One history has noted that the Laotian Civil War was marked "...by short but very intense engagements." Certainly, Operation Phiboonpol was such. With all Royalist positions except Ban Gnik on the Bolovens Plateau lost to the communists, that village on the Plateau's western edge became the rallying point for Royalist stragglers. BI 20 and 1 SGU gathered there, but were looking for an excuse to leave the front. Bataillon Volontaires 41 (BV 41) had fallen back from Salavan. Bataillon Volontaires 43 (BV 43) had withdrawn from Attopeu. Also present was a unit from the Forces Armées Neutralistes, Bataillon de Parachutistes 104 (BP 104).

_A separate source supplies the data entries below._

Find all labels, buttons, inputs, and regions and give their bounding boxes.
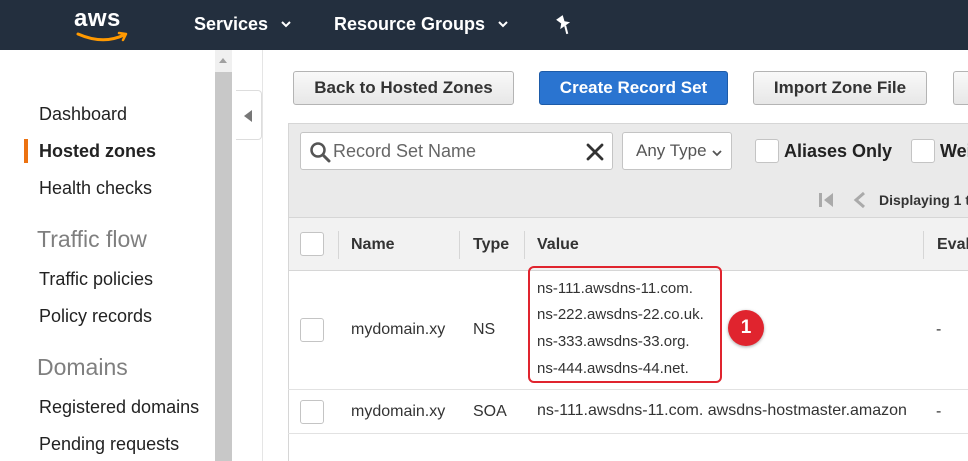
panel-divider [262,50,263,461]
arrow-up-icon [219,58,227,63]
resource-groups-menu-label: Resource Groups [334,14,486,34]
create-record-set-button[interactable]: Create Record Set [539,71,728,105]
row-divider [288,389,968,390]
row-value-line: ns-111.awsdns-11.com. awsdns-hostmaster.… [537,402,907,419]
collapse-sidebar-button[interactable] [236,90,262,140]
more-actions-button[interactable] [953,71,968,105]
row-type: SOA [473,403,507,420]
aws-logo-text: aws [74,5,121,32]
row-checkbox[interactable] [300,400,324,424]
search-input[interactable] [333,137,573,165]
aws-logo[interactable]: aws [74,6,130,42]
annotation-badge: 1 [728,310,764,346]
pin-icon[interactable] [554,14,574,36]
first-page-icon[interactable] [816,190,836,210]
active-indicator [24,139,28,163]
aws-smile-icon [76,31,128,42]
sidebar-section-traffic-flow: Traffic flow [37,226,147,252]
services-menu[interactable]: Services [194,13,292,35]
sidebar-item-policy-records[interactable]: Policy records [39,305,152,327]
chevron-down-icon [281,21,291,28]
column-header-evaluate-health[interactable]: Eval [937,235,968,255]
column-header-type[interactable]: Type [473,235,509,255]
close-icon[interactable] [585,142,605,162]
chevron-down-icon [712,150,722,157]
aliases-only-checkbox[interactable] [755,139,779,163]
chevron-down-icon [498,21,508,28]
row-name: mydomain.xy [351,403,446,420]
chevron-left-icon [244,110,252,122]
top-navigation-bar: aws Services Resource Groups [0,0,968,50]
record-type-select[interactable]: Any Type [622,132,732,170]
column-separator [524,231,525,259]
import-zone-file-button[interactable]: Import Zone File [753,71,927,105]
row-evaluate-health: - [936,321,942,338]
row-name: mydomain.xy [351,321,446,338]
scroll-up-button[interactable] [215,50,232,72]
resource-groups-menu[interactable]: Resource Groups [334,13,509,35]
sidebar-item-dashboard[interactable]: Dashboard [39,103,127,125]
select-all-checkbox[interactable] [300,232,324,256]
record-set-search [300,132,613,170]
row-evaluate-health: - [936,403,942,420]
search-icon [310,142,331,163]
weighted-checkbox[interactable] [911,139,935,163]
column-separator [338,231,339,259]
row-checkbox[interactable] [300,318,324,342]
column-separator [923,231,924,259]
sidebar-scrollbar[interactable] [215,50,232,461]
previous-page-icon[interactable] [852,190,868,210]
sidebar-section-domains: Domains [37,354,128,380]
column-separator [459,231,460,259]
column-header-value[interactable]: Value [537,235,579,255]
row-divider [288,433,968,434]
sidebar-item-traffic-policies[interactable]: Traffic policies [39,268,153,290]
weighted-label: Wei [940,141,968,161]
sidebar-item-registered-domains[interactable]: Registered domains [39,396,199,418]
record-type-value: Any Type [636,141,707,160]
sidebar-item-pending-requests[interactable]: Pending requests [39,433,179,455]
pagination-text: Displaying 1 t [879,192,968,208]
row-type: NS [473,321,496,338]
column-header-name[interactable]: Name [351,235,395,255]
back-to-hosted-zones-button[interactable]: Back to Hosted Zones [293,71,514,105]
aliases-only-label: Aliases Only [784,141,893,161]
sidebar-item-hosted-zones[interactable]: Hosted zones [39,140,156,162]
sidebar-item-health-checks[interactable]: Health checks [39,177,152,199]
annotation-highlight-box [528,266,722,383]
services-menu-label: Services [194,14,269,34]
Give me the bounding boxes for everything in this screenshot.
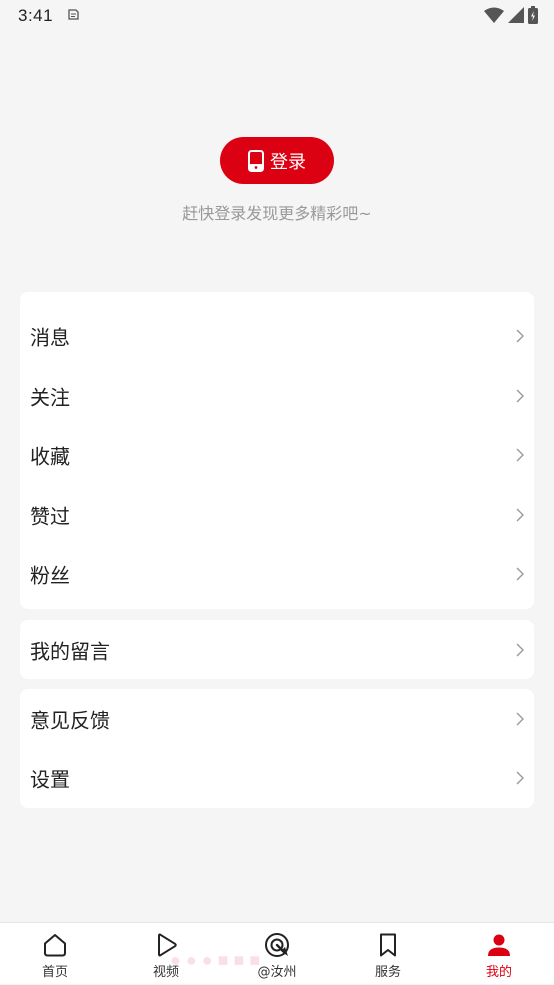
menu-item-liked[interactable]: 赞过 <box>20 485 534 545</box>
nav-label: 视频 <box>152 965 179 980</box>
menu-card-main: 消息 关注 收藏 赞过 粉丝 <box>20 292 534 609</box>
play-icon <box>158 933 177 957</box>
menu-item-messages[interactable]: 消息 <box>20 306 534 366</box>
at-target-icon <box>265 933 289 957</box>
status-bar: 3:41 <box>0 0 554 32</box>
login-button[interactable]: 登录 <box>220 137 334 184</box>
menu-item-label: 消息 <box>30 325 70 350</box>
nav-label: 首页 <box>41 965 68 980</box>
menu-item-following[interactable]: 关注 <box>20 366 534 426</box>
chevron-right-icon <box>516 567 524 581</box>
chevron-right-icon <box>516 389 524 403</box>
menu-item-favorites[interactable]: 收藏 <box>20 425 534 485</box>
menu-item-label: 收藏 <box>30 444 70 469</box>
battery-icon <box>528 6 538 24</box>
bookmark-icon <box>380 933 396 957</box>
login-button-label: 登录 <box>270 151 306 173</box>
user-icon <box>488 934 510 956</box>
chevron-right-icon <box>516 329 524 343</box>
menu-item-settings[interactable]: 设置 <box>20 748 534 808</box>
menu-item-feedback[interactable]: 意见反馈 <box>20 689 534 749</box>
nav-label: 我的 <box>485 965 512 980</box>
menu-card-settings: 意见反馈 设置 <box>20 689 534 808</box>
wifi-icon <box>484 7 504 23</box>
chevron-right-icon <box>516 508 524 522</box>
chevron-right-icon <box>516 643 524 657</box>
menu-item-label: 我的留言 <box>30 639 110 664</box>
menu-item-label: 粉丝 <box>30 563 70 588</box>
home-icon <box>44 934 66 957</box>
chevron-right-icon <box>516 771 524 785</box>
phone-icon <box>248 149 264 172</box>
menu-item-label: 设置 <box>30 767 70 792</box>
menu-item-my-comments[interactable]: 我的留言 <box>20 620 534 680</box>
login-hint: 赶快登录发现更多精彩吧~ <box>182 204 372 223</box>
status-icons <box>484 6 538 24</box>
nav-home[interactable]: 首页 <box>0 923 110 985</box>
nav-service[interactable]: 服务 <box>333 923 443 985</box>
nav-ruzhou[interactable]: @汝州 <box>222 923 332 985</box>
menu-item-label: 赞过 <box>30 504 70 529</box>
nav-label: 服务 <box>374 965 401 980</box>
nav-video[interactable]: 视频 <box>111 923 221 985</box>
menu-item-fans[interactable]: 粉丝 <box>20 544 534 604</box>
nav-label: @汝州 <box>257 965 297 980</box>
menu-card-comments: 我的留言 <box>20 620 534 679</box>
nav-mine[interactable]: 我的 <box>444 923 554 985</box>
bottom-nav: 首页 视频 @汝州 服务 我的 <box>0 922 554 984</box>
chevron-right-icon <box>516 712 524 726</box>
menu-item-label: 关注 <box>30 385 70 410</box>
status-time: 3:41 <box>18 6 54 25</box>
notification-icon <box>68 9 79 20</box>
menu-item-label: 意见反馈 <box>30 708 110 733</box>
cellular-icon <box>508 7 524 23</box>
chevron-right-icon <box>516 448 524 462</box>
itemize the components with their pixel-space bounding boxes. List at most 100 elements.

The commanding general of MR 4, Phasouk Somly Rasphakdi, was loath to counterattack. He not only had a demoralized lot of defeated troops to inspire; he also faced the beginning of the rainy season. While the monsoon would clog the communist aggressors' resupply routes, it would also interfere with tactical air support of the Royalists' attacks. Nevertheless, the general's CIA advisors prodded him into the offensive Operation Phiboonpol. On 9 June 1971, his disgruntled force of five battalions moved slightly eastward from Ban Gnik. The following night, a PAVN counterassault headed by three of the first communist tanks ever committed to battle in MR 4 struck and stalled them. As the PT-76 tanks fired upon the Royalist forward command post, U.S. Air Force (USAF) AC-130 gunships could not penetrate heavy cloud cover to offer supportive fire to the Royalists. As daylight came, sunshine burned away the low lying clouds.

The communists began human wave frontal attacks on the Royalists as the fog cleared. Close air support struck the PAVN, inflicting heavy casualties. With eight Royal Lao Air Force T-28 Trojans stationed nearby at Pakse, 88 tactical air strikes hit the communist forces that day, including 14 by one pilot. One attacking tank was also destroyed by the defenders' artillery. Nevertheless, the besieged Royalists were radioing for help.

The response came from Pakse, as a company of Thai mercenaries trundled down Route 23 to the rescue. They dismounted from their trucks several kilometers short of the battle, and began to route march in. They walked into a communist ambush. The mercenaries' extinction was overheard on the radio net. But while this was happening, USAF fighter-bombers arrived with close air support for the Royalists. Among the casualties they inflicted were the destruction of one tank and the damaging of the final one. An estimated 700 PAVN soldiers were killed.

==Results==

Operation Phiboonpol then settled into fixed positions just west of Ban Gnik. The Royalists thus managed to cling to the Bolovens Plateau, and secure Route 23. For several weeks, vultures feeding on unburied corpses on the battlefield constituted an ongoing danger to pilots flying in the area.

U.S. Ambassador G. McMurtrie Godley believed that RLG control of the Bolovens Plateau was necessary for successful peace negotiations ending the Laotian Civil War. He urged his CIA paramilitary personnel and the Royalist military's General Staff to plan a fresh offensive to take advantage of the monsoon weather.